Он ведь не стар еще.
Отец его тоже здоровьем не мог похвастать, но до шестого десятка дожил. А Вилхо только-только четвертый пошел.
– Попробуй. – Пиркко поднесла серебряную ложечку к губам мужа. – Паштет из четырех видов печени, сдобренный черносливом и булгарским орехом.
Жирный. Сладковатый.
И тает на языке.
– А это утиные язычки в клюквенном соусе… и пироги с начинкой из певчих птиц… морские моллюски…
Моллюски Вилхо не нравились, но от них, говорят, прибавляется мужской силы.
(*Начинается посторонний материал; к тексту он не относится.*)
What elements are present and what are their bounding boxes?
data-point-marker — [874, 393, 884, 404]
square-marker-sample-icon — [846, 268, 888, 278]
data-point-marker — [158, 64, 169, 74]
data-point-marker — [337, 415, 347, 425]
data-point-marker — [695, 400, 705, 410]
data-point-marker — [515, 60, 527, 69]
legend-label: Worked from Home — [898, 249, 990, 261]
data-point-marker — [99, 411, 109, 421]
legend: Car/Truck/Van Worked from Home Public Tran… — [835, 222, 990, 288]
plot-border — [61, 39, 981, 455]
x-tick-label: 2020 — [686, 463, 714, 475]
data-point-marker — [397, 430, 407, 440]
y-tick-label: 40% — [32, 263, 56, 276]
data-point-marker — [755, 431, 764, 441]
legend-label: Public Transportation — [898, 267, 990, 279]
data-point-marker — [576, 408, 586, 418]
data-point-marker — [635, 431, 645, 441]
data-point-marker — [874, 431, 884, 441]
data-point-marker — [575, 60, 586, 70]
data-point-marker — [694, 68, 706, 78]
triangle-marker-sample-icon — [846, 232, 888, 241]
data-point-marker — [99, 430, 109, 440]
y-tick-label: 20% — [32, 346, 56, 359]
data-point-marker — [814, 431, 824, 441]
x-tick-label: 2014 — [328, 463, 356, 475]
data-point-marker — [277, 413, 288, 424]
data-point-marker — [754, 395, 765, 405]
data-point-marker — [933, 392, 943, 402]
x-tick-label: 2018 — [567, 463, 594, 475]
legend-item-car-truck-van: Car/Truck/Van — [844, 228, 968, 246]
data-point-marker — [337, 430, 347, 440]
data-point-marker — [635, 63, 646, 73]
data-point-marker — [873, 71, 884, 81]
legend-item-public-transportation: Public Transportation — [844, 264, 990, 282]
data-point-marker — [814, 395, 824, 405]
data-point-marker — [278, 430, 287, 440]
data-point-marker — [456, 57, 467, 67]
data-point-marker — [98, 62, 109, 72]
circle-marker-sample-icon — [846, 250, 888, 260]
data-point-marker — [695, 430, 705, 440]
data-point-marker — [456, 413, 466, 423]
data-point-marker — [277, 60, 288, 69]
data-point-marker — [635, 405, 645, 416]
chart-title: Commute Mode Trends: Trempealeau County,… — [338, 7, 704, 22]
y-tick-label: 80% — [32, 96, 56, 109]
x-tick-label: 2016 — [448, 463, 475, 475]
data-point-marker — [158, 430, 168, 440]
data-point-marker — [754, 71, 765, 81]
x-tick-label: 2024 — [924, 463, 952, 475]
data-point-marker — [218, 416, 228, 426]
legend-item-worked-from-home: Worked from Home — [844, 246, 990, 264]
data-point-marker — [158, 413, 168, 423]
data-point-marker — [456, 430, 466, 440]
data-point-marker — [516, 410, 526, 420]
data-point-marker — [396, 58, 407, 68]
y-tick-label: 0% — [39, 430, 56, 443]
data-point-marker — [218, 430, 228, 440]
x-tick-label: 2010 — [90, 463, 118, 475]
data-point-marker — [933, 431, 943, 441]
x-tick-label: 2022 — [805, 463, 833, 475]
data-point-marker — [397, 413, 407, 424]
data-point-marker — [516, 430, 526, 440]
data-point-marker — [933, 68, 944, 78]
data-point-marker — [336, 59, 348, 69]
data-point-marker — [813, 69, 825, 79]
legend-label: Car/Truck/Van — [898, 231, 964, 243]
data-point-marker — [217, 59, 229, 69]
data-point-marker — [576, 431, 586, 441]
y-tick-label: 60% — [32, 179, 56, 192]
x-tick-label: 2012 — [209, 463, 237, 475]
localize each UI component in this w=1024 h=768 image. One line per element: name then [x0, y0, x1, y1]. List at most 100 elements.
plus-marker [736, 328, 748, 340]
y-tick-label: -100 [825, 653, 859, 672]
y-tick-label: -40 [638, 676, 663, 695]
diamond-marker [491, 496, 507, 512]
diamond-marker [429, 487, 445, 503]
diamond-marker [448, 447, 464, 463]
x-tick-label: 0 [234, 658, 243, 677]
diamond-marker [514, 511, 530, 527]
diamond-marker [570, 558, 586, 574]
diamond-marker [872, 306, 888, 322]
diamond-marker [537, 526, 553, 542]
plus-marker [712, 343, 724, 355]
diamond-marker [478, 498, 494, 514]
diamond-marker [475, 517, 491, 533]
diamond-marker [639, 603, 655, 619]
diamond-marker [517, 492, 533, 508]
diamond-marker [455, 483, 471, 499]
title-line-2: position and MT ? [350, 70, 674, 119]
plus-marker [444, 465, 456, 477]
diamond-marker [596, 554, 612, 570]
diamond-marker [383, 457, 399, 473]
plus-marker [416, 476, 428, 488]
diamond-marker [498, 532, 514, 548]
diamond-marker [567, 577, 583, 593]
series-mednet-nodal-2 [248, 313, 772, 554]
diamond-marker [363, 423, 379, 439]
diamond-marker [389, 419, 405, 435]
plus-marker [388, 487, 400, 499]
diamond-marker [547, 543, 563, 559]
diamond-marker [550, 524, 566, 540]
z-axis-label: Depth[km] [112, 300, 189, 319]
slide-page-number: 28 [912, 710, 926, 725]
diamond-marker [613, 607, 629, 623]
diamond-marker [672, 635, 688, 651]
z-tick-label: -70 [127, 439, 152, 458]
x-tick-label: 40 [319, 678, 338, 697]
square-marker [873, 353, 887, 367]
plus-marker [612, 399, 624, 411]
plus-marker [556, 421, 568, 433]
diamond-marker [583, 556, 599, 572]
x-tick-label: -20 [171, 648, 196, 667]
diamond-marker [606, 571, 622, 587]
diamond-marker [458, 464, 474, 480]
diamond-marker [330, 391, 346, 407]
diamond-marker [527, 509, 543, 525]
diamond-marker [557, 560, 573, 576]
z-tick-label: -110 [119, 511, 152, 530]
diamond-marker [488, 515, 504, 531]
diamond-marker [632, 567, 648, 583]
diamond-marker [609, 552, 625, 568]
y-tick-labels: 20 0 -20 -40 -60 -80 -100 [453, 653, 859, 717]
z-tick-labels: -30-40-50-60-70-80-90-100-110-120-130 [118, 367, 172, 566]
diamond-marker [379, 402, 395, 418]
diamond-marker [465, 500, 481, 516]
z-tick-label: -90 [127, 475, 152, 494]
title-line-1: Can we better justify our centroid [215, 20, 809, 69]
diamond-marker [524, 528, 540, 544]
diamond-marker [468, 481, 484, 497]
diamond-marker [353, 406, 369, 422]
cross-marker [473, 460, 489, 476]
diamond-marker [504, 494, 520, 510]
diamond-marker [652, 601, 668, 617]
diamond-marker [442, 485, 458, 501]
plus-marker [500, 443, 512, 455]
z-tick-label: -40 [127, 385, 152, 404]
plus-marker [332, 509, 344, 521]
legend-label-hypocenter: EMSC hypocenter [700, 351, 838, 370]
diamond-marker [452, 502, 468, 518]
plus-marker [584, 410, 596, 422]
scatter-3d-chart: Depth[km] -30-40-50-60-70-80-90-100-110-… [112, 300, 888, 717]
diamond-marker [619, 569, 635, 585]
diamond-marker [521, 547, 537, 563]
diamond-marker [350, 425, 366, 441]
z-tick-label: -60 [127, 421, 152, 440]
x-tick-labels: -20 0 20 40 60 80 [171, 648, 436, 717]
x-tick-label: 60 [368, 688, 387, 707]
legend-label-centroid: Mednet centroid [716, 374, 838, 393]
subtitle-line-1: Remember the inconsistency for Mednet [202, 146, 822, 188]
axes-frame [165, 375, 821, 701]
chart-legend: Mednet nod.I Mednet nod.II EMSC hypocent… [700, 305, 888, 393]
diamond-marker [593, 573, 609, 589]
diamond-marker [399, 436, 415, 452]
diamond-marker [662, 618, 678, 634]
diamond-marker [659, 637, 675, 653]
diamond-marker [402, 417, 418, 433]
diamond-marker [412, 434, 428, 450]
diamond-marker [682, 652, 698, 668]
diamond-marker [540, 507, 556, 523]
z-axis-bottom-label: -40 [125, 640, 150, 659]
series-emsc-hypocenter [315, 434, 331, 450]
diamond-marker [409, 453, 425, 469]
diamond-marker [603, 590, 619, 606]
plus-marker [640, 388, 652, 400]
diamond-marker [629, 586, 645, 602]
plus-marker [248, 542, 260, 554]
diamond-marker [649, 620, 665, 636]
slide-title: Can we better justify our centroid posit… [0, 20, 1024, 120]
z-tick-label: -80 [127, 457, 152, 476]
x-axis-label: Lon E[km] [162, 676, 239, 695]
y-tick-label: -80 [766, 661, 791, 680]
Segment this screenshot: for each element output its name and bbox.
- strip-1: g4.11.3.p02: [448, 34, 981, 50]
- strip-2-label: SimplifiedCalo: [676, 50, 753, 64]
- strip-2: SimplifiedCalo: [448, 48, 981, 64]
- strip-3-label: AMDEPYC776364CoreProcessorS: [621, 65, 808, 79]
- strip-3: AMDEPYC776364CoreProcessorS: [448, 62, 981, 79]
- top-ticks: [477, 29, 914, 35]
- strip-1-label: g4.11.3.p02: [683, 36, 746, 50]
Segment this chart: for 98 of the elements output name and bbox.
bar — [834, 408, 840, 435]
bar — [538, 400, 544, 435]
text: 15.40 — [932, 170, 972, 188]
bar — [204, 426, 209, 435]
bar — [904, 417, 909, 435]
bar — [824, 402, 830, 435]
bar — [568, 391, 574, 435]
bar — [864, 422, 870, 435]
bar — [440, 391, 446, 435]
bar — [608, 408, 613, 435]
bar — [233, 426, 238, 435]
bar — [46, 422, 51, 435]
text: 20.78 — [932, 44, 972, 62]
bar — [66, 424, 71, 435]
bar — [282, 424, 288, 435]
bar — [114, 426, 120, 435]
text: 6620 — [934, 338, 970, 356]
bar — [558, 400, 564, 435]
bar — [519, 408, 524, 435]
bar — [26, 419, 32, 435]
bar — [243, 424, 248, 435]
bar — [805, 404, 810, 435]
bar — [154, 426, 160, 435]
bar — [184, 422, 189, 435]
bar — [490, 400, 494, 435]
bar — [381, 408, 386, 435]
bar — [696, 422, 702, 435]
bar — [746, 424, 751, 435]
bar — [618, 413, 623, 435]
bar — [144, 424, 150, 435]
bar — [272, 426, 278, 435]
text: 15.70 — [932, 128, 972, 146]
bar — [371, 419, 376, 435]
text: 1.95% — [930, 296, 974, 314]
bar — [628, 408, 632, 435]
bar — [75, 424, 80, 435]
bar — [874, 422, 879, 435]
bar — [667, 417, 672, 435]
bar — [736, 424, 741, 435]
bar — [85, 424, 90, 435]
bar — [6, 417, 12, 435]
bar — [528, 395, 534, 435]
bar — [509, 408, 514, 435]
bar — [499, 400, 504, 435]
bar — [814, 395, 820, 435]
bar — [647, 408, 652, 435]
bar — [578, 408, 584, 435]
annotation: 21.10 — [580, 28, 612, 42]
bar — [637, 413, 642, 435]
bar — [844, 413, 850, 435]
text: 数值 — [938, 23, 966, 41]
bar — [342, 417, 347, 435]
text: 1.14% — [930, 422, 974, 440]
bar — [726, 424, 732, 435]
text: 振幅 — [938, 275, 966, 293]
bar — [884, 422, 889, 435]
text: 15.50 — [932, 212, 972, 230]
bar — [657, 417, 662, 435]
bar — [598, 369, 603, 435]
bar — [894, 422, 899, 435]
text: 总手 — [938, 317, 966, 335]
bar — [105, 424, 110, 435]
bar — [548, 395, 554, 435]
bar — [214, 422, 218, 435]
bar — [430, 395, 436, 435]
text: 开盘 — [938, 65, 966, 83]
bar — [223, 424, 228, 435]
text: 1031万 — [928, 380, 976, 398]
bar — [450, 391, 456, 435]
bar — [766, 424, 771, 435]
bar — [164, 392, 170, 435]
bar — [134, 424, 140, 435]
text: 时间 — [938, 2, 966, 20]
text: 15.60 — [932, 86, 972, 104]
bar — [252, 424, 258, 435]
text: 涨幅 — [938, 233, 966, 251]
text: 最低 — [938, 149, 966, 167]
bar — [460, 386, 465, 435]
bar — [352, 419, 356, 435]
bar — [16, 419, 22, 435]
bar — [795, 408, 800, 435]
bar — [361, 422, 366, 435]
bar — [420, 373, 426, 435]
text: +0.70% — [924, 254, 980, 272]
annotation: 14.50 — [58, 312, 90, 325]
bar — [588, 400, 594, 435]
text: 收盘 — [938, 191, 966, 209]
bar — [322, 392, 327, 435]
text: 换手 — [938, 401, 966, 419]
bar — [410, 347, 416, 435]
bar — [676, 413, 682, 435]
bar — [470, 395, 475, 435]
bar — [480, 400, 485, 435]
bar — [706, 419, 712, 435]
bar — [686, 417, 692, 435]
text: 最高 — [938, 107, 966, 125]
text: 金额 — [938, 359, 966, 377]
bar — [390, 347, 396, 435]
И Вилхо, стыдясь этого своего желания, заставлял себя съедать по дюжине ракушек ежедневно.
Хороша была Пиркко, только ночи с нею обессиливали. И сны после виделись мутные, тяжелые.
– Говорят… – сама она ела мало, твердила, что женщине и не надо больше. И вина лишь пригубила, отставила чашу да мизинцем капельку красную с губы стерла. – Говорят, Янгар вернулся в Олений город.
Потянувшись, подняла кейне серебряный кубок, украшенный крупными опалами. Он был слишком велик для нежных рук, и Вилхо поспешил избавить ее от ноши.
Вино имело странный вкус, смутно знакомый.
– Говорят, уже семь дней, как вернулся, – добавила она задумчиво.
Семь дней?
– Но если так, разве не должен был он первым делом поклониться тебе, мой муж? – Обида звучала в голосе Пиркко, и глаза ее потемнели от печали. – Поздравить, объяснить, где же пропадал? Отчего не явился на нашу свадьбу?
– Должен.
Вилхо не желал думать о Янгаре.
И вообще думать.
Он хотел и дальше наслаждаться покоем. И упал бы на подушки, забывшись нервным сном, когда б не тяжесть чаши в руках и гнев, что вяло шевельнулся от слов жены.